We’re halfway through our 100-day project, and if you’ve been with us from the beginning—congratulations! If you’re new here, or want to invite a friend to participate, it’s not too late. You can make it a 50-day project and start now. Learn more about the project here!
Hi friend,
Today is Day 50 of our 100-day project! In this moment, I’m reminded of the 15,000-mile road trip I took in my twenties, which was its own kind of 100-day project. When I reached the midpoint, I felt a distinctive shift. I’d hit the West Coast, gone as far as I could without driving right into the Pacific, and it felt pivotal: both a literal and figurative turning point. Up until then, time seemed to sprawl. One hundred days might as well have been 1,000 or even 100,000. But suddenly at Day 50, I could see the end. Though I still had many miles to cover, I was homegoing, and I felt a renewed sense of urgency to savor and make the most of the remaining days.
I thought a lot about this over the weekend, when I was readmitted to the hospital for transplant complications—a less-than-thrilling end to two tough weeks, where I was the least consistent on my 100-day project as I’ve been at anything in my life. I’ve been gentle with myself, trying to “love the lapses,” as one community member suggested. But in being so gentle with myself, and in having such a low barrier to entry—of just painting any amount whenever I feel up to it—I’ve felt adrift and struggled with consistency.
Oddly, my recent lapses have had little to do with my health—in fact, I’ve realized that the sicker I am, the more I’m pulled toward this anchoring, enlivening act of putting brush to canvas each day. As soon as I was back in the hospital, I was painting again, spending hours at a time on a large piece called “The Clock” (pictured below). I’d been avoiding it, as I hadn’t quite figured out how all the parts fit together, how the composition would cohere. There in my hospital bed, I suddenly saw solutions where before there had only been problems.
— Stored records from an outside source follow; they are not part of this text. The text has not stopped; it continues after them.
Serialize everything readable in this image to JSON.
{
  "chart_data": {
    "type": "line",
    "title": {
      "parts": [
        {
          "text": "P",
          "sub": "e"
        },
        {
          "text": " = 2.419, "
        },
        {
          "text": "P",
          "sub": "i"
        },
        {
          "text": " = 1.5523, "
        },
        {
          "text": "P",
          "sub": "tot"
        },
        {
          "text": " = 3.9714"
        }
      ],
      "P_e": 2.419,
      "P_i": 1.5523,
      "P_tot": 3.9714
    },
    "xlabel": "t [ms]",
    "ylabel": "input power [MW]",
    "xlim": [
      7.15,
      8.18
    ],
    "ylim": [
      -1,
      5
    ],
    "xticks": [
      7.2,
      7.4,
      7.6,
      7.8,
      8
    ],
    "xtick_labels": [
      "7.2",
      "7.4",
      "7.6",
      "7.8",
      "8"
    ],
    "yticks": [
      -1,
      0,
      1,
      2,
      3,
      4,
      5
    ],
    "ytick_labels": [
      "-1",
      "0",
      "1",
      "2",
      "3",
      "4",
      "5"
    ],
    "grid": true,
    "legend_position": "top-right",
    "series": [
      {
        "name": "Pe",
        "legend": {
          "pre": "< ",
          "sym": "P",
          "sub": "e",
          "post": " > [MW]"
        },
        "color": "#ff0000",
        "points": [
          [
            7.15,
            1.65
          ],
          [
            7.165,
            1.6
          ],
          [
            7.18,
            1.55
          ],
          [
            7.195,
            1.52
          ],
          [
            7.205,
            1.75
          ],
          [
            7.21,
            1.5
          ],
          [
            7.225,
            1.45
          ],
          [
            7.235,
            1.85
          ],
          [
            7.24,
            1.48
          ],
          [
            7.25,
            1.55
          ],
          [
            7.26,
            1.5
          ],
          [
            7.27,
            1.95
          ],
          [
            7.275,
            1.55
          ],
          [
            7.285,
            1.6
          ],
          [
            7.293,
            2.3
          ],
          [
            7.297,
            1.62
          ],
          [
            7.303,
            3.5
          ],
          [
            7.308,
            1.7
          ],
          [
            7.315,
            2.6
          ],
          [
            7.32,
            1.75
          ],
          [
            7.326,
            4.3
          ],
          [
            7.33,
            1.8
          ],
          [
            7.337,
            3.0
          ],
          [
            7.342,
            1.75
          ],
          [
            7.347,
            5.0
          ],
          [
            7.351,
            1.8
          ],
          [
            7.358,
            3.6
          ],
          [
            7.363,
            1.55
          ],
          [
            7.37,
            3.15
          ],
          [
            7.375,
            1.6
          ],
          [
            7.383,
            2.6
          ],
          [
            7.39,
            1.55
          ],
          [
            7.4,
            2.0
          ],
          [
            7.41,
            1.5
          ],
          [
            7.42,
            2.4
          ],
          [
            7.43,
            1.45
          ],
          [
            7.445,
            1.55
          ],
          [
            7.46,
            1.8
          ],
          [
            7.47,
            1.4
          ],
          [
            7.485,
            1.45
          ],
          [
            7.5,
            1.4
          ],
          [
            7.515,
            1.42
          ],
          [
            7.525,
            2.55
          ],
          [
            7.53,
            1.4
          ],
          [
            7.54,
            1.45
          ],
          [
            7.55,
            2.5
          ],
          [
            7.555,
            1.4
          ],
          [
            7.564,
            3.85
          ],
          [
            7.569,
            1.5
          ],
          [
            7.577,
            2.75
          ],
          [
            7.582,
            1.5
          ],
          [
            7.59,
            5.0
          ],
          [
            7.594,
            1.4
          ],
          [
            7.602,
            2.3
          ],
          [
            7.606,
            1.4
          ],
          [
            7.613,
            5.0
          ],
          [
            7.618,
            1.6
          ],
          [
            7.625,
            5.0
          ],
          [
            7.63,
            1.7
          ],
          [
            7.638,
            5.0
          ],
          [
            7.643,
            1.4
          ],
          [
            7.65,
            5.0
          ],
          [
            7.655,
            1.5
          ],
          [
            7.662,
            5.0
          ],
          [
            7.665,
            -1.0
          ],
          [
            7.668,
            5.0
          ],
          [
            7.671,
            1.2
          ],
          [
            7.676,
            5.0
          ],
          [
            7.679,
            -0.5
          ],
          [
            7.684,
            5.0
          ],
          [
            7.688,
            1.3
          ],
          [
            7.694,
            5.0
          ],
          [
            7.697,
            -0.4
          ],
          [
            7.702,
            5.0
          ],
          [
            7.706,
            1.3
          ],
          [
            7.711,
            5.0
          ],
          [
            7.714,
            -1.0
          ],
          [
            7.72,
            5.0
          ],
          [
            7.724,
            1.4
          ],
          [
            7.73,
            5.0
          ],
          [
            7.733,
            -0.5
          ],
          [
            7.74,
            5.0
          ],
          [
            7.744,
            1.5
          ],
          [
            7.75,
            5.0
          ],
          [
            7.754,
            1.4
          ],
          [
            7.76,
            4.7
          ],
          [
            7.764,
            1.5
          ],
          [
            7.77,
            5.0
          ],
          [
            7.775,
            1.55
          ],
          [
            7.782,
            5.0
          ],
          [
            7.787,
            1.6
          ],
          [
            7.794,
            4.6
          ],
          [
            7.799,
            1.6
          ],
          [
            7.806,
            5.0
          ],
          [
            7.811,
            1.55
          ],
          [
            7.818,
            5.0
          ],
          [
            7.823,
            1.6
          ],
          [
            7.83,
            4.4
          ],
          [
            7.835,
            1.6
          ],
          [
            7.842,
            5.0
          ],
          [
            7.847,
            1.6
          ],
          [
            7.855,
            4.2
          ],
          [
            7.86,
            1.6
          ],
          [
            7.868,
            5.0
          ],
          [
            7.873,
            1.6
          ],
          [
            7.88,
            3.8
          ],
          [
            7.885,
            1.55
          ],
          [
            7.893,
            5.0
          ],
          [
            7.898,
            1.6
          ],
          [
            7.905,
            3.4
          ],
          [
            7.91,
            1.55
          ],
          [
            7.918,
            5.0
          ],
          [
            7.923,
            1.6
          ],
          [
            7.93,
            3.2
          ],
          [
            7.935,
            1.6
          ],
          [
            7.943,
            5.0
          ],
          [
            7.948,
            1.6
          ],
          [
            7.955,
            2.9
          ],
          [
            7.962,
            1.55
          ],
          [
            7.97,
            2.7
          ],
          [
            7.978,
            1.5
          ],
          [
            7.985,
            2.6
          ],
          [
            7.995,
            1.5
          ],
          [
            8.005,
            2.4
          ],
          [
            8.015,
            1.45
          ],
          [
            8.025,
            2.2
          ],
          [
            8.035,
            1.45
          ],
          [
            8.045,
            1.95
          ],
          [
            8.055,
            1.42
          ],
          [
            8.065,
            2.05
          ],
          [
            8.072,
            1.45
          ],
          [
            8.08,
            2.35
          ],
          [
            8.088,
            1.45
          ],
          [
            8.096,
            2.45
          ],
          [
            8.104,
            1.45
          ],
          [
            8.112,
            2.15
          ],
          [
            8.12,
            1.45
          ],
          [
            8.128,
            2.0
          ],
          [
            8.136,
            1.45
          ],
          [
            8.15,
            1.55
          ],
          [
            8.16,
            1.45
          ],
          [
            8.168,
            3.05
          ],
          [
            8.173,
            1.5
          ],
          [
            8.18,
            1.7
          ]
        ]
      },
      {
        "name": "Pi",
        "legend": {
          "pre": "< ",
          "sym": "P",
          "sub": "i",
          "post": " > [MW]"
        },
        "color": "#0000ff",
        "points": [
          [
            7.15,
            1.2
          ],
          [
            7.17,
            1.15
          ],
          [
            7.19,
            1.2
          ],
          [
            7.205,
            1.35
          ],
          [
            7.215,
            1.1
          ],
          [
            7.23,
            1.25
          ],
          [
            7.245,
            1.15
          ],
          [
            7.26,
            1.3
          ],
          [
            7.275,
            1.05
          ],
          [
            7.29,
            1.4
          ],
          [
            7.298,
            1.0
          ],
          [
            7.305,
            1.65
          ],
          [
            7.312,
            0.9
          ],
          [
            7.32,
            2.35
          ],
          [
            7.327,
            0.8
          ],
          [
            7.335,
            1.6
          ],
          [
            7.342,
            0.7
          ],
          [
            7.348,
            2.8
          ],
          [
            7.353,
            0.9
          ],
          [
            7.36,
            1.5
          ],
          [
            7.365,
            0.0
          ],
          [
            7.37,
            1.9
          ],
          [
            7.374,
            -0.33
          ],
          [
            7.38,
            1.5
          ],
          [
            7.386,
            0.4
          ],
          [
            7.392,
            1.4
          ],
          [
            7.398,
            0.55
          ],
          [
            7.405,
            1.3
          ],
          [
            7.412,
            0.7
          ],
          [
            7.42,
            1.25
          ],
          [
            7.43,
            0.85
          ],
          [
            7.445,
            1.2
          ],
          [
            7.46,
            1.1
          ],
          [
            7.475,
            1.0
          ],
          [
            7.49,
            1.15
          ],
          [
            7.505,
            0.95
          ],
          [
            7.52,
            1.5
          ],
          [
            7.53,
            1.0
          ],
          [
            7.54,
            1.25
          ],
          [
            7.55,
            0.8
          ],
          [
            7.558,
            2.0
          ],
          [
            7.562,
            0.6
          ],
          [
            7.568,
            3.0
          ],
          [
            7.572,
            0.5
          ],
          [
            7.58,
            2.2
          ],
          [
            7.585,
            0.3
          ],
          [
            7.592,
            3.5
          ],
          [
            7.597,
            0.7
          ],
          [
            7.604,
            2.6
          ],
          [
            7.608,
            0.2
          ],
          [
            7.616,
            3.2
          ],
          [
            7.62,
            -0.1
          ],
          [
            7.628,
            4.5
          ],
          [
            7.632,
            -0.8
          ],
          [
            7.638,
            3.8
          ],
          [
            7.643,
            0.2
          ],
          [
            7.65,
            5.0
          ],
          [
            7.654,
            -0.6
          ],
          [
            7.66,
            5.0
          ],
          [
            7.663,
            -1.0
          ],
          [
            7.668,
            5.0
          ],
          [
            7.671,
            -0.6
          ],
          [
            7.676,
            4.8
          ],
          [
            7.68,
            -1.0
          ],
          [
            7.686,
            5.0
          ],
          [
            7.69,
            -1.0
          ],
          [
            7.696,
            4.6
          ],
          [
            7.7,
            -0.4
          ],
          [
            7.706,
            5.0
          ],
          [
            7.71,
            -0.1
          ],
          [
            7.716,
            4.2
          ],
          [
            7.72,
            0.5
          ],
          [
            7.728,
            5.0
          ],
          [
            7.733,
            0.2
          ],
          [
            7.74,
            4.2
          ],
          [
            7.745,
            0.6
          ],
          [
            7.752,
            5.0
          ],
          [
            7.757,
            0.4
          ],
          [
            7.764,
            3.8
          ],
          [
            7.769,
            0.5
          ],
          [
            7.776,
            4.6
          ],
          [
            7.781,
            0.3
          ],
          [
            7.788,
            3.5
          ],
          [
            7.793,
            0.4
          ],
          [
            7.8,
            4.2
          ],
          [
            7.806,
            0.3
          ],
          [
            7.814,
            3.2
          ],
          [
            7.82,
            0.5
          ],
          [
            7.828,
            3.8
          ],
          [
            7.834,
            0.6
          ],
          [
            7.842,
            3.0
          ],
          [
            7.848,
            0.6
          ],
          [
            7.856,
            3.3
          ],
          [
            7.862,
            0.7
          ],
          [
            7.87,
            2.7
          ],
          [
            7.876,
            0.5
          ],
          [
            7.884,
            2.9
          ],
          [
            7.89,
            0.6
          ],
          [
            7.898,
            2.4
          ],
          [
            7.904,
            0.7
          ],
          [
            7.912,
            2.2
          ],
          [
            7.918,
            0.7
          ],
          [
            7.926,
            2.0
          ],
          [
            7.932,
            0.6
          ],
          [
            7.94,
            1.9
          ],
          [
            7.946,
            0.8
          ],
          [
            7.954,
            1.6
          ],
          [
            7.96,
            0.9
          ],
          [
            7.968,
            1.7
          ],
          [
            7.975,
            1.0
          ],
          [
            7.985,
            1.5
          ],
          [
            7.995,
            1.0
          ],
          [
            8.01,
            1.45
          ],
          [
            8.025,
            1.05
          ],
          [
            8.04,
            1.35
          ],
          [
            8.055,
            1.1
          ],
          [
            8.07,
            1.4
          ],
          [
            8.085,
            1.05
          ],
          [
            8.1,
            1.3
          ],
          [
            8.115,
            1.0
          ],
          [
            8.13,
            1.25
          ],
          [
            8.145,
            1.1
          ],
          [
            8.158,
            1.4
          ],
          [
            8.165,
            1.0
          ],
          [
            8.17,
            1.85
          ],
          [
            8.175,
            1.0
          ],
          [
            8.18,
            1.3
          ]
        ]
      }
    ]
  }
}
I told one of the nurses that I was most prolific in the hospital and joked that it was my ideal artist’s residency.
“Next time I’m creatively stuck, I’ll find a way to get myself readmitted,” I said.
“You’ve got issues,” she quipped back, “and leukemia might not be your biggest one.”
Over the last decade, I’ve written a lot about the link between creativity and illness—how limitation necessitates invention, how confronting your mortality forces you to find new modes of expression, how life’s interruptions twist your mind out of its normal rut, as Road Dahl said. For me, a hospital room feels like a kind of monastic cell, where all artifice is stripped away and I’m forced to make meaning of what’s left. That intensity can be useful, but it’s also untenable—like the musicians who can’t compose a song unless they’re heartbroken, or the poets who can’t write a line unless they’re in existential despair. Why must things be in extremis in order to create?